Hal ini dapat dipahami, sebab pengaturan pajak sebenarnya bukan atas kehendak sultan melainkan dinas perpajakan kolonial belanda alias Commissie Aanslag dengan sistem pemungutan pajak bernama Collectellon yang diawasi oleh Controleur. di Bulungan tempo itu, pajak dikenakan pada tiap-tiap orang f.15 hingga f.25, tiap orang tambah 0,75 uang kemit atau sen untuk kepala-kepala kampung.

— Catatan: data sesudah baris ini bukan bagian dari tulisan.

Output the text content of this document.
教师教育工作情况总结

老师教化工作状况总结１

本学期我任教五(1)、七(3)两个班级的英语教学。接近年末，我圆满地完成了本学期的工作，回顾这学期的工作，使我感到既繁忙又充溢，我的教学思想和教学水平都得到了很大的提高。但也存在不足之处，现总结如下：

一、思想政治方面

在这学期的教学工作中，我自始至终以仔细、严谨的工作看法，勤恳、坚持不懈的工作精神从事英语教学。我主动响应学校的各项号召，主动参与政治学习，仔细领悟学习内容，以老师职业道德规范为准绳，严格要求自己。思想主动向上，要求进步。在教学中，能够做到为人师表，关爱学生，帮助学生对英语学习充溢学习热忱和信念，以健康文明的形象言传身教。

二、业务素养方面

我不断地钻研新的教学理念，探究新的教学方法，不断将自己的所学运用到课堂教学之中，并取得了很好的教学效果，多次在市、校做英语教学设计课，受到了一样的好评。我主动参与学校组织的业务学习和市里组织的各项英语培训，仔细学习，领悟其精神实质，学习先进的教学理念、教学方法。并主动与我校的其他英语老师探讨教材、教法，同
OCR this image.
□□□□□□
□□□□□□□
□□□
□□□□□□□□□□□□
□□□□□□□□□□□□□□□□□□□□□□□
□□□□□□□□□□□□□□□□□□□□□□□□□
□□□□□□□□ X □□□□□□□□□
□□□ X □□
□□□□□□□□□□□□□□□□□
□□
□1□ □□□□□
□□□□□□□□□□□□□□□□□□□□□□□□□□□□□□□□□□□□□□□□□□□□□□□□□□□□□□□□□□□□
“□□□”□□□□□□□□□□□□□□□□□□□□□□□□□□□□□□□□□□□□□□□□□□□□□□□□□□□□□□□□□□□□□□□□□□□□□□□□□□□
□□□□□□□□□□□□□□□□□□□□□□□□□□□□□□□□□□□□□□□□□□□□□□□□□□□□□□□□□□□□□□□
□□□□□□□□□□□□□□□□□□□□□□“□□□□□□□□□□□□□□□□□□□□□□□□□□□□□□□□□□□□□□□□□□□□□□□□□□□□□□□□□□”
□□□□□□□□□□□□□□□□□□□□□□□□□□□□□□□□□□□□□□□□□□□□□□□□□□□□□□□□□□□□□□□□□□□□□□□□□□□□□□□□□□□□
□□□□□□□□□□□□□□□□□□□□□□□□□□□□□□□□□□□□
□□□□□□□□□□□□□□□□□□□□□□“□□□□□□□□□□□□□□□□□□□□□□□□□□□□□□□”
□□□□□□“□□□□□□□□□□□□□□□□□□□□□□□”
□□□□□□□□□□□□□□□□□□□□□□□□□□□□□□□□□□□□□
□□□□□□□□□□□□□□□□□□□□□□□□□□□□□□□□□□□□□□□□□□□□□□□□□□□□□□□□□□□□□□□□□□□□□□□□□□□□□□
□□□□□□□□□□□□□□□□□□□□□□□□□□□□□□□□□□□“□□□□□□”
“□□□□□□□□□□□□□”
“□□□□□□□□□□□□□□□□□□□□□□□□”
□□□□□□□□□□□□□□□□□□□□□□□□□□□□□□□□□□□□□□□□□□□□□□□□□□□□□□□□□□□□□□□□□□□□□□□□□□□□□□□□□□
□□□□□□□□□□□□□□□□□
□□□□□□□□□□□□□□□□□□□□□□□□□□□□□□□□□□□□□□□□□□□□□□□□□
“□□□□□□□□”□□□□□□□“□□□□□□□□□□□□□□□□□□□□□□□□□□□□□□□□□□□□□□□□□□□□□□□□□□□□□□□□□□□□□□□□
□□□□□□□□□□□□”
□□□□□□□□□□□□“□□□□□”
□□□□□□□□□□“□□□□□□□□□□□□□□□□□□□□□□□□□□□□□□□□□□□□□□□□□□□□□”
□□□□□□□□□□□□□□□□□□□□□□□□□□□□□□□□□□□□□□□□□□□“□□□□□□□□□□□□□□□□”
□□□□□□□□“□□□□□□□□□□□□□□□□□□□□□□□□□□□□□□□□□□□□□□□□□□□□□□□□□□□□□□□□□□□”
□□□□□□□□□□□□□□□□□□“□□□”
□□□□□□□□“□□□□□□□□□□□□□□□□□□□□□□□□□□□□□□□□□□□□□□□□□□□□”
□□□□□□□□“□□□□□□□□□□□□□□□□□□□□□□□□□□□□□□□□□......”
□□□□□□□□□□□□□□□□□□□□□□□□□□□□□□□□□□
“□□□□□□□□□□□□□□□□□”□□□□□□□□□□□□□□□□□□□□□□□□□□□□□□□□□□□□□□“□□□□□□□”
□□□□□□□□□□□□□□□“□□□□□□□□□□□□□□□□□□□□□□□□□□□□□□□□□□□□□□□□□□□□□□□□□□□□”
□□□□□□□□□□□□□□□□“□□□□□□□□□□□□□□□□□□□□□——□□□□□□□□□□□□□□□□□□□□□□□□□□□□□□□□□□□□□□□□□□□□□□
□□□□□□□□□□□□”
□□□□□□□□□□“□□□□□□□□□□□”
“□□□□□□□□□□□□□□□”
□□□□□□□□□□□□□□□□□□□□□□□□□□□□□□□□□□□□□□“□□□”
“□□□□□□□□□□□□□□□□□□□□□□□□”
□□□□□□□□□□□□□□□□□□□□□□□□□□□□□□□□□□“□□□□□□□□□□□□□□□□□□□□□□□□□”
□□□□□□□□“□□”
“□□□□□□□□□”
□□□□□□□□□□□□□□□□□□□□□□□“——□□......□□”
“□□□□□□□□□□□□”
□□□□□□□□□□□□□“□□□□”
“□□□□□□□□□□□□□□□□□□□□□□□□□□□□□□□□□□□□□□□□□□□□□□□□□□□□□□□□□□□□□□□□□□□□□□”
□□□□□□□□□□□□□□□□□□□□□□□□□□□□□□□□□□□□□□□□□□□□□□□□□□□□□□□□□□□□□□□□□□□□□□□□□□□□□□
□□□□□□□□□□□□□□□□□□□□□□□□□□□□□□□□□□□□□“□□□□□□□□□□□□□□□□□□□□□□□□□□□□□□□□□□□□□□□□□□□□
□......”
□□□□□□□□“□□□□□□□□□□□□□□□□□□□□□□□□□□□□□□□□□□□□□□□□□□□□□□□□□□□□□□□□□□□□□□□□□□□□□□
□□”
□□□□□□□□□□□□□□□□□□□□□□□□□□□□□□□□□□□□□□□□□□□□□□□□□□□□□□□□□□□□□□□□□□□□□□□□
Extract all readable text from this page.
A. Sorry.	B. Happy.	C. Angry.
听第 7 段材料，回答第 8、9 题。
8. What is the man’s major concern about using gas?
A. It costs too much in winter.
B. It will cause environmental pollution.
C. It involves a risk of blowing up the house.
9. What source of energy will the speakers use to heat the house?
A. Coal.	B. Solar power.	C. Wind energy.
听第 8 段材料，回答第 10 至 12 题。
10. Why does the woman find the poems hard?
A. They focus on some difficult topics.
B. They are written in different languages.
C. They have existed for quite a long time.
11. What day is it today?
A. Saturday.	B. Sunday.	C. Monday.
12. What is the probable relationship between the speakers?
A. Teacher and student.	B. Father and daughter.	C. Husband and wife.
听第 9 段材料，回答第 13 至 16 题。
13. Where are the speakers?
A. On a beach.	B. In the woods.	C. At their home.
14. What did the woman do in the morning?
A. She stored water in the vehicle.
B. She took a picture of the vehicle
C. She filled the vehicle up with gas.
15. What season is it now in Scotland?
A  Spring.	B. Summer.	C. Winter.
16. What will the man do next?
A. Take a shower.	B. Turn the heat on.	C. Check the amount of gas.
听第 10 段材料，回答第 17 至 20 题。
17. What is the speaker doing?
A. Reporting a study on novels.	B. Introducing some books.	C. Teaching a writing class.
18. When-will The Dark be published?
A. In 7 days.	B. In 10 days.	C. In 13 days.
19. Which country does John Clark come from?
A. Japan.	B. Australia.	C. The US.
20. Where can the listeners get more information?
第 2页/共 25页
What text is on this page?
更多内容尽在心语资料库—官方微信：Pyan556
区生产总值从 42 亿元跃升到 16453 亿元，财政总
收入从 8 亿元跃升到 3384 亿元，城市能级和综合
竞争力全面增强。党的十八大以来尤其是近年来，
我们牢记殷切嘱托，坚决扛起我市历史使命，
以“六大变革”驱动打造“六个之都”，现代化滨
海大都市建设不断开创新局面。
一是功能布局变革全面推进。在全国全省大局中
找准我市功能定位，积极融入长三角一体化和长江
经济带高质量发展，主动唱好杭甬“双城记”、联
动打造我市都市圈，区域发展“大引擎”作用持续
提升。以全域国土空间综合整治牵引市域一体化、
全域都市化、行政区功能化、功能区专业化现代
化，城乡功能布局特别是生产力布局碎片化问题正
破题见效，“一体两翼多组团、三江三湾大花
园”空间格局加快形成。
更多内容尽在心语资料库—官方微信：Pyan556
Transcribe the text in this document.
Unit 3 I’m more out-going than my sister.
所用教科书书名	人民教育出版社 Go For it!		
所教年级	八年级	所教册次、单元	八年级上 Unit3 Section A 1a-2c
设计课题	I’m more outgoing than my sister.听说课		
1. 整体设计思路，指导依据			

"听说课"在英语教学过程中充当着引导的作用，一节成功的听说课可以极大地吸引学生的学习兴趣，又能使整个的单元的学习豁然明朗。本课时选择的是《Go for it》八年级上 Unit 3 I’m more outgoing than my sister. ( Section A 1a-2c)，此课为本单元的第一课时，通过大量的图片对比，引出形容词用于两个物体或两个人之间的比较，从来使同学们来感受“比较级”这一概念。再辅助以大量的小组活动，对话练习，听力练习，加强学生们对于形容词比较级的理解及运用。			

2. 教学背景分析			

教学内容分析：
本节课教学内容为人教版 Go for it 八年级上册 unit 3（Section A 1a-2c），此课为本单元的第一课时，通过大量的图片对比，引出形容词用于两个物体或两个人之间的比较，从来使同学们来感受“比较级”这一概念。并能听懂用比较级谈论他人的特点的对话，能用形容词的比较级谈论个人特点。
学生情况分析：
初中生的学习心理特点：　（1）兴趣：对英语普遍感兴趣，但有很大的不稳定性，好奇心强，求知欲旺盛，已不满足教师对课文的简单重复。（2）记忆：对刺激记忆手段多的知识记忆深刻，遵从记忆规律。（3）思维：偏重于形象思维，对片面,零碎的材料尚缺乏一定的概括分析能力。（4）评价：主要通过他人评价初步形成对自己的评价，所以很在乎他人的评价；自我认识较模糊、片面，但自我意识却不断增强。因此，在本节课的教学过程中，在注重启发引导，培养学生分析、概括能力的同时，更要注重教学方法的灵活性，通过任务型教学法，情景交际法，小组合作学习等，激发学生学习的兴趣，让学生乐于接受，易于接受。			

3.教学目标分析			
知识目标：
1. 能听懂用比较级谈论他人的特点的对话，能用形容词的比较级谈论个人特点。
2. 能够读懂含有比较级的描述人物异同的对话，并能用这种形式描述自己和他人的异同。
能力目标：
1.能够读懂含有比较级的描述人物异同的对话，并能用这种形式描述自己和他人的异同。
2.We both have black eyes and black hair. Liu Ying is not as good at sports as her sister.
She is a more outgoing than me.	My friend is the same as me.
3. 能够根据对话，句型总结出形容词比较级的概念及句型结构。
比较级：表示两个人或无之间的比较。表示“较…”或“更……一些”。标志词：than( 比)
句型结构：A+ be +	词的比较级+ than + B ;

Sultan berusaha meredam pergolakan dan protes dengan cara damai, namun bagi pemerintah kolonial Belanda, menyelesaikan masalah tersebut bukan menggunakan "ujung lidah" -(diplomasi dan musyawarah yang sedari dulu menjadi tradisi bagi kesultanan Bulungan untuk menyelesaikan permasalahan)- melainkan "ujung bayonet", Sultan tidak menyetujui cara-cara seperti itu, karena dimasa ayahnya berkuasa, sempat terjadi kesepakatan damai dengan pihak-pihak yang sempat berseberangan dengan sultan tersebut. namun pendapatnya dianggap angin lalu. toh perlawanan itu tidak bertahan lama setelah campur tangan militer Belanda yang dibawah komando Kapten J.Cox, inilah yang nampaknya menjadi benih-benih perlawanan Sultan Kasimuddin kelak terhadap Belanda di Bulungan.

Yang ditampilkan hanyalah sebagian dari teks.